Configuration Example

# config/config.yaml
strategy:
  venue: "BINANCE_FUTURES"
  
  # Filters
  irp_alignment_min: 0.45
  momentum_magnitude_min: 0.000075
  excluded_assets: ["TUSDUSDT", "USDCUSDT"]
  
  # Sizing
  min_leverage: 0.5
  max_leverage: 5.0
  leverage_convexity: 3.0
  capital_fraction: 0.20
  
  # Exit
  tp_bps: 99
  max_hold_bars: 120
  
  # Limits
  max_concurrent_positions: 10
  
circuit_breaker:
  daily_loss_limit_pct: 10.0
  max_api_failures: 3
  max_order_size_pct: 50.0
  auto_reset_hours: 24.0

smart_exec:
  entry_timeout_sec: 25
  entry_abort_threshold_bps: 5.0
  exit_timeout_sec: 10
  maker_fee_rate: 0.0002
  taker_fee_rate: 0.0005

metrics:
  min_maker_fill_rate: 48.0
  max_slippage_bps: 5.0
  warning_maker_fill_rate: 55.0
  critical_maker_fill_rate: 48.0

Running Tests

# Activate environment
activate_siloqy.bat

# Install in dev mode
pip install -e .

# Run all tests
python -m pytest tests/ -v

# Run specific test file
python -m pytest tests/test_circuit_breaker.py -v

# Run with coverage
python -m pytest tests/ --cov=nautilus_dolphin --cov-report=html

Notes

  1. NautilusTrader dependency: The implementation requires NautilusTrader 1.200.0+ which should be installed in the siloqy environment.
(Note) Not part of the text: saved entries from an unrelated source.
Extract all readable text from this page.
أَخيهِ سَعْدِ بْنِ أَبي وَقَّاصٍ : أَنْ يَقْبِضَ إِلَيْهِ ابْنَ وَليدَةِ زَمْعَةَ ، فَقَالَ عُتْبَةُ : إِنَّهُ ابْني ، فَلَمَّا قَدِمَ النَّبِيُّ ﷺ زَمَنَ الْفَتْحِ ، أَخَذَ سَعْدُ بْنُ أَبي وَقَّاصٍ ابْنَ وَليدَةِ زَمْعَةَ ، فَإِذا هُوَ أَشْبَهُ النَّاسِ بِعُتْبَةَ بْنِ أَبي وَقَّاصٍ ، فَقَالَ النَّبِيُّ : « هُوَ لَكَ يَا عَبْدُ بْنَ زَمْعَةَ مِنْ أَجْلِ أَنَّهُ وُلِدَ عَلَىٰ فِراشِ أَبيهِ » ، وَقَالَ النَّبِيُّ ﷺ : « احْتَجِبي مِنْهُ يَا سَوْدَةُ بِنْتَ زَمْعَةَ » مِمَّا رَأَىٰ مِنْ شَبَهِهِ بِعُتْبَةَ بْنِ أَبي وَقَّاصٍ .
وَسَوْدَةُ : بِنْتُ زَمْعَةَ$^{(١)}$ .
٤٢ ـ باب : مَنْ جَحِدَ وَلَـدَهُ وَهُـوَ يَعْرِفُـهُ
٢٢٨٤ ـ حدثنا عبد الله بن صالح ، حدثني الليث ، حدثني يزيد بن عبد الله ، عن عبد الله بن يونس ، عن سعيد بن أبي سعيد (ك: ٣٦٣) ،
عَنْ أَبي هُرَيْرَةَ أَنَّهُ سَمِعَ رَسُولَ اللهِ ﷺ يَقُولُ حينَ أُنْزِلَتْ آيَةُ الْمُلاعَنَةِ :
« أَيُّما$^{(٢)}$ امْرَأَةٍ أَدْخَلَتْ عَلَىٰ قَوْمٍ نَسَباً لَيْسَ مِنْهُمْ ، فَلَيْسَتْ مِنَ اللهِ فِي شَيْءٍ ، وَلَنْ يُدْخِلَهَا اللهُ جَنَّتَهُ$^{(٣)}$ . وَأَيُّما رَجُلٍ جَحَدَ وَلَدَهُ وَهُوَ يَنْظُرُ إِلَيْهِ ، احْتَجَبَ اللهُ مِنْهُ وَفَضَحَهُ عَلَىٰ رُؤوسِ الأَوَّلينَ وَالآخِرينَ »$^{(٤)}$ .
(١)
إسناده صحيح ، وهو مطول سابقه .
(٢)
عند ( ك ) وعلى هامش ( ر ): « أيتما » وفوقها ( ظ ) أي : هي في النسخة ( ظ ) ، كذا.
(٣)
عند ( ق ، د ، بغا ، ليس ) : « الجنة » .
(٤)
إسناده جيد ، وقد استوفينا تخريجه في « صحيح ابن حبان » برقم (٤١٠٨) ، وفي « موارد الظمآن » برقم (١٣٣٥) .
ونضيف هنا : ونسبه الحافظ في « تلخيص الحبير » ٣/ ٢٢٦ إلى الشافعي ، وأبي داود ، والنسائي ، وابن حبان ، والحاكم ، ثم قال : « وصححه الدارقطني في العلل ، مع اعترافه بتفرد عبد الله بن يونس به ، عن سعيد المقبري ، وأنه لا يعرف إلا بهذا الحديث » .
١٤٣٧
  2. Import errors in test: Tests will fail to import if nautilus_trader is not installed. This is expected in environments without the trading dependencies.

  3. Data adapter: The JSONEigenvalueDataAdapter generates synthetic prices based on vel_div. For production backtests, consider using actual price data from Binance.

  4. Redis: SignalBridgeActor requires Redis 7.0+ for the Redis Streams functionality.